Things get wild and woolly, and Crespi's dark plot proceeds as planned. The only spanner in the works, as they say across the pond, is Dr. Thomas (Dwight Frye), a young surgeon at Crespi's hospital. Thomas has his suspicions about Crespi, and the recent vicious tongue lashing he received from the old doc for a minor infraction makes him even more determined to take that sucker down. This may be the only performance I've seen from Dwight Frye where he's not going apeshit the entire time. Frye was the go-to actor in '30s horror if the villain needed an insane sidekick or henchman or the town needed a lunatic, but he plays Thomas as the average Joe he is, though he does get to turn on a little of the amped Frye juice in the film's final stretch.
Erich von Stroheim is hilarious as Crespi. He plays him as a man who commits both evil deeds and complicated surgeries with a calm, quiet confidence and a tiny, mischievous spring in his step but who completely loses his shit when any of his employees exhibit even the smallest bit of unprofessional behavior or when a tiny hitch appears in his careful planning. He punctuates his statements and expresses his inner moods with the way he blows out his cigarette smoke, and he has a sadistic little gleam in his eye. Von Stroheim is probably most familiar to contemporary audiences for his role in Sunset Blvd. He was also one of the great directors of the silent and early sound era, and his complex and visually stunning films include Greed, Foolish Wives, The Merry Widow, and Queen Kelly.

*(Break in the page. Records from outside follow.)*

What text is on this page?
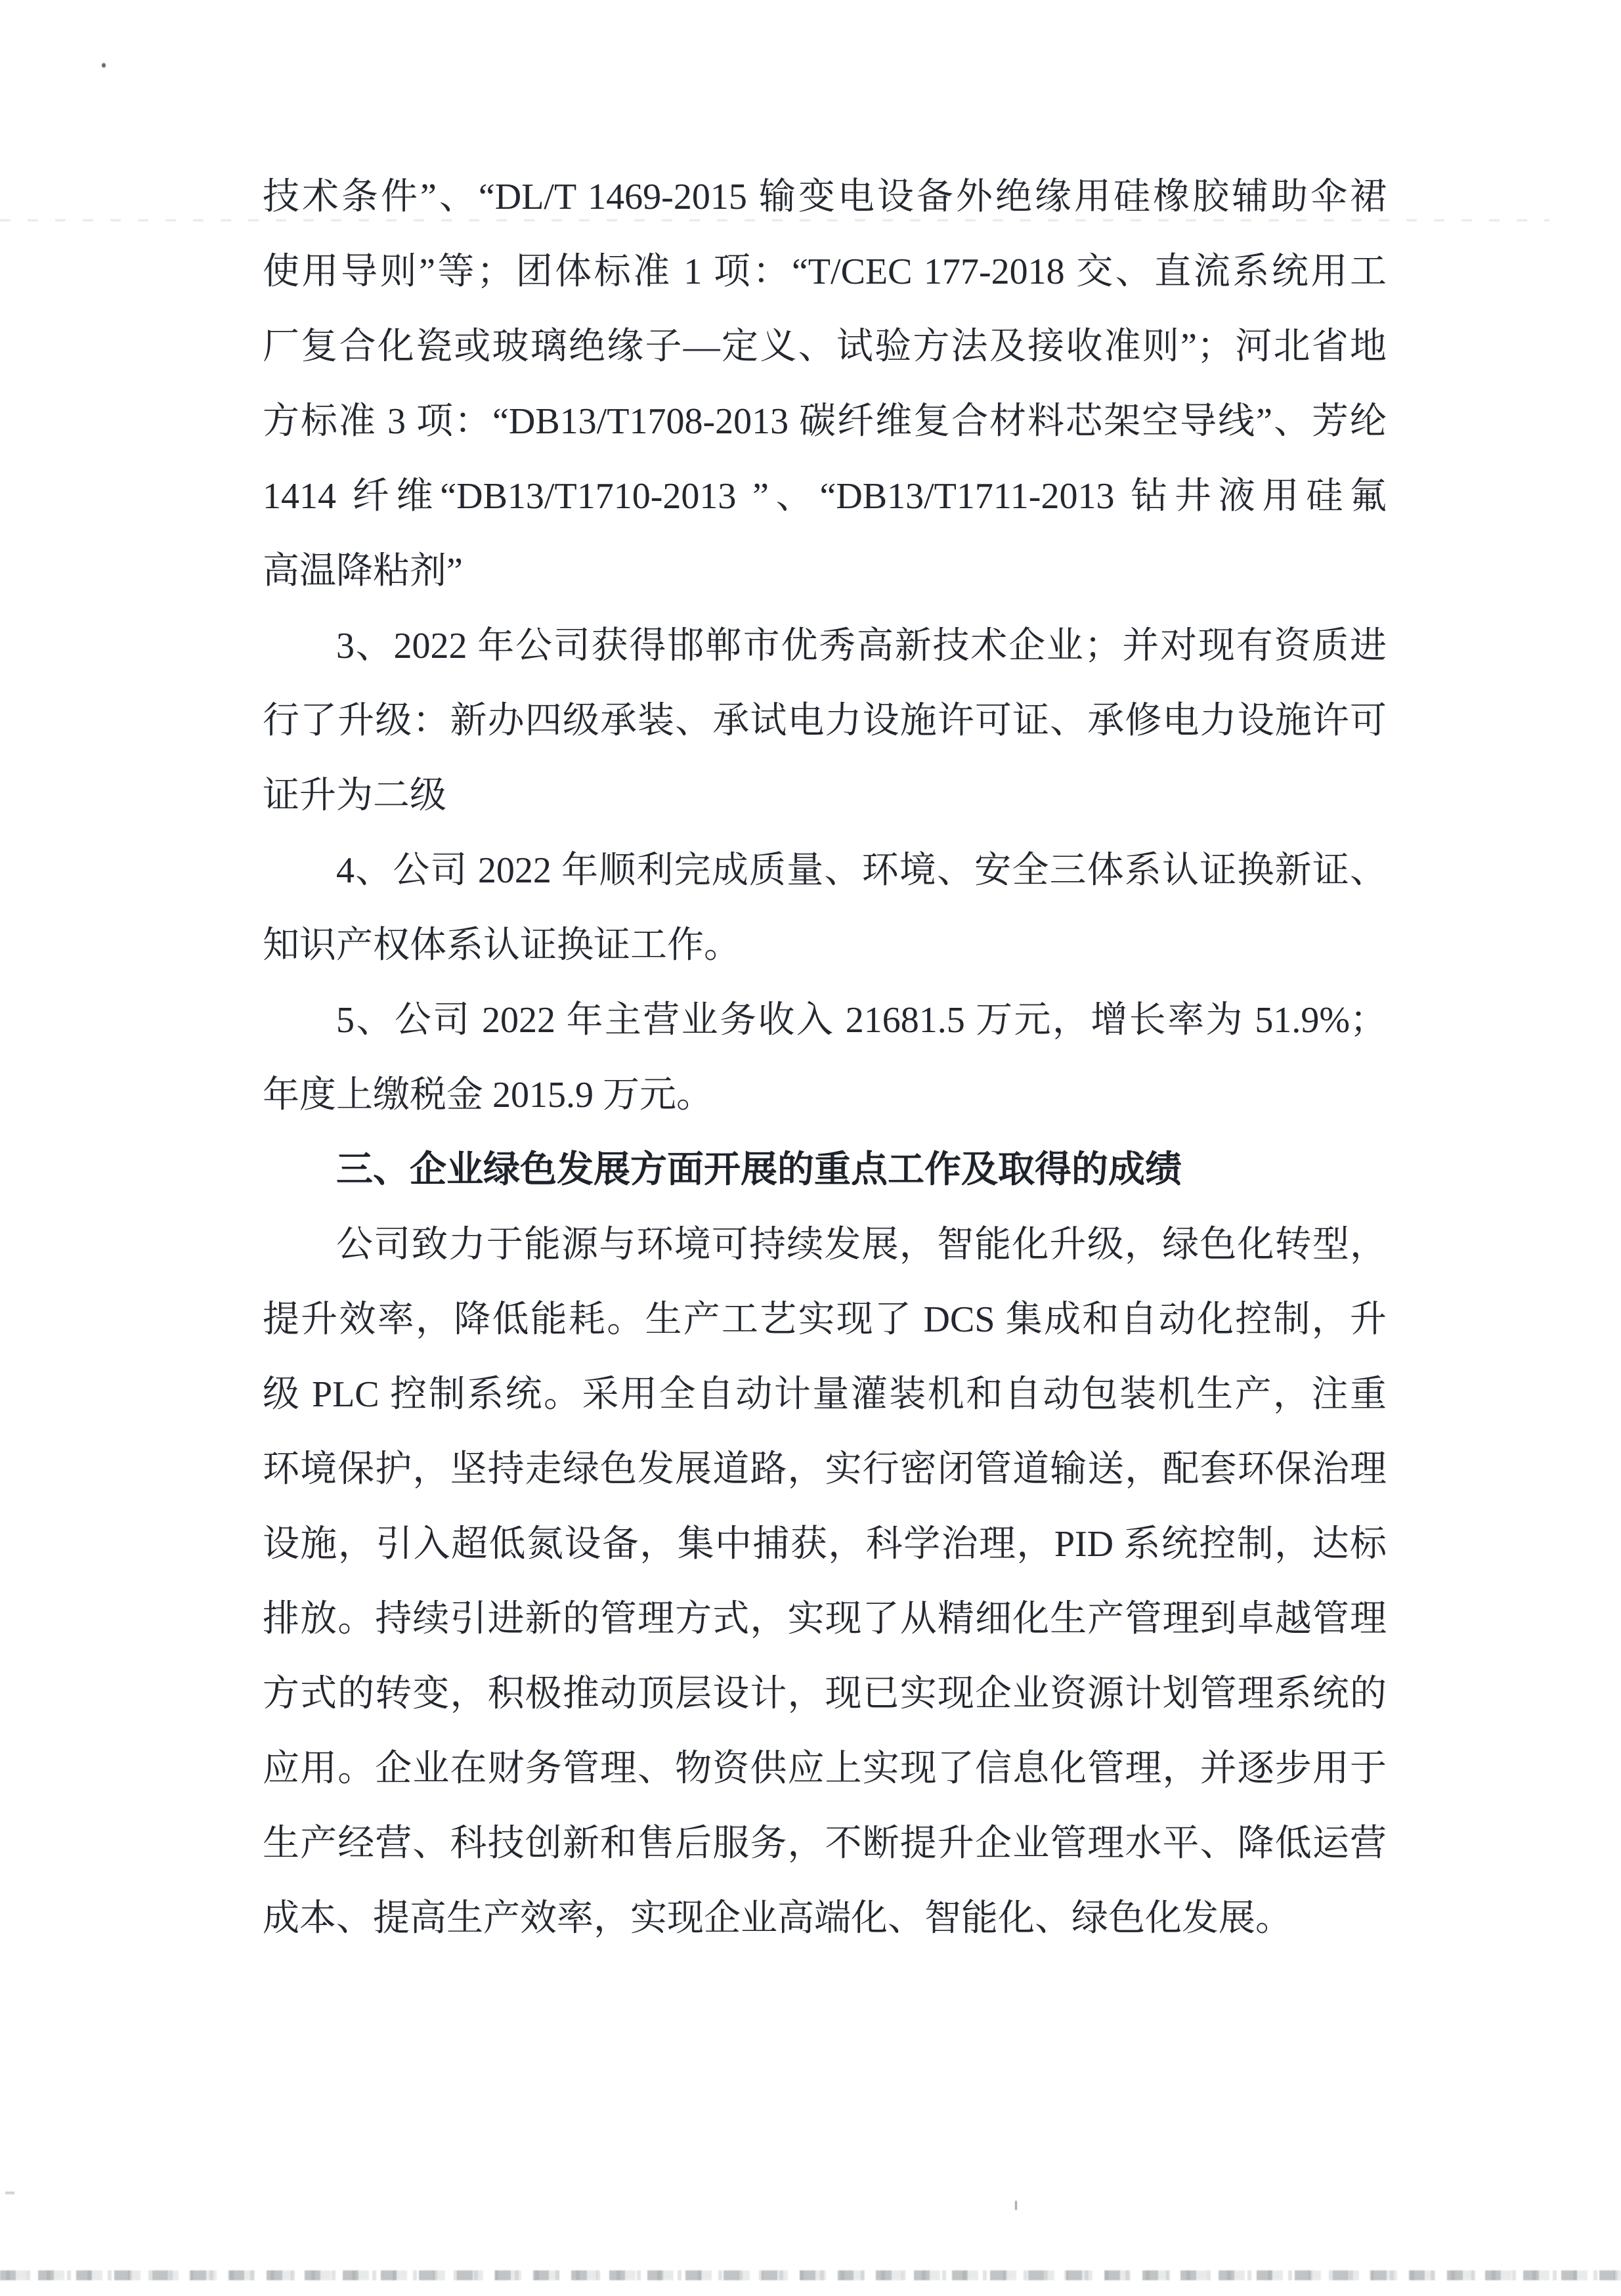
技术条件”、“DL/T 1469-2015 输变电设备外绝缘用硅橡胶辅助伞裙
使用导则”等；团体标准 1 项：“T/CEC 177-2018 交、直流系统用工
厂复合化瓷或玻璃绝缘子—定义、试验方法及接收准则”；河北省地
方标准 3 项：“DB13/T1708-2013 碳纤维复合材料芯架空导线”、芳纶
1414 纤维“DB13/T1710-2013 ”、“DB13/T1711-2013 钻井液用硅氟
高温降粘剂”
3、2022 年公司获得邯郸市优秀高新技术企业；并对现有资质进
行了升级：新办四级承装、承试电力设施许可证、承修电力设施许可
证升为二级
4、公司 2022 年顺利完成质量、环境、安全三体系认证换新证、
知识产权体系认证换证工作。
5、公司 2022 年主营业务收入 21681.5 万元，增长率为 51.9%；
年度上缴税金 2015.9 万元。
三、企业绿色发展方面开展的重点工作及取得的成绩
公司致力于能源与环境可持续发展，智能化升级，绿色化转型，
提升效率，降低能耗。生产工艺实现了 DCS 集成和自动化控制，升
级 PLC 控制系统。采用全自动计量灌装机和自动包装机生产，注重
环境保护，坚持走绿色发展道路，实行密闭管道输送，配套环保治理
设施，引入超低氮设备，集中捕获，科学治理，PID 系统控制，达标
排放。持续引进新的管理方式，实现了从精细化生产管理到卓越管理
方式的转变，积极推动顶层设计，现已实现企业资源计划管理系统的
应用。企业在财务管理、物资供应上实现了信息化管理，并逐步用于
生产经营、科技创新和售后服务，不断提升企业管理水平、降低运营
成本、提高生产效率，实现企业高端化、智能化、绿色化发展。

Director John H. Auer is not the cinematic stylist or towering artist Stroheim was, but in his own rough and ready way, he packs a visual punch, from the kinetic opening driving scene to the unsettling shots of the hospital corridors to the powerful closeups to the oddball Andy Milligan-esque (years before Andy Milligan) organization of visual space to the weirdly jarring changes in composition from shot to reverse shot. Auer's camera movements are not that graceful, and many of the striking visual moments are preceded or followed by perfunctory ones, but he does a lot of compelling things within the frame. Auer, born in Budapest, was a child actor in Europe who became a businessman after aging out, but he missed the movies and moved to Los Angeles with dreams of becoming a director. After a failed first attempt to land directing gigs in Hollywood, he worked in the Mexican film industry, and the successful movies he made there got him work at Republic back in Hollywood, where he cranked out musicals, crime thrillers, and war movies for the next two decades.
The Crime of Doctor Crespi has been criticized for being a little slow, but I didn't mind its relaxed pace and (until the final third) its relative lack of action. Stroheim is always compellingly watchable, and the supporting actors get nice little character moments or funny bits. Auer is also not afraid to get dark and weird, with oddly lyrical images jumping out between the sillier or more routine moments. I don't think this one's a big crowd-pleaser, but if you like Stroheim, tales of revenge and comeuppance, movies that claim to be adapted from Edgar Allan Poe stories but really aren't (I can't believe how often this happened, from the silent era all the way to the 1990s), and '30s B-movies, give it a whirl.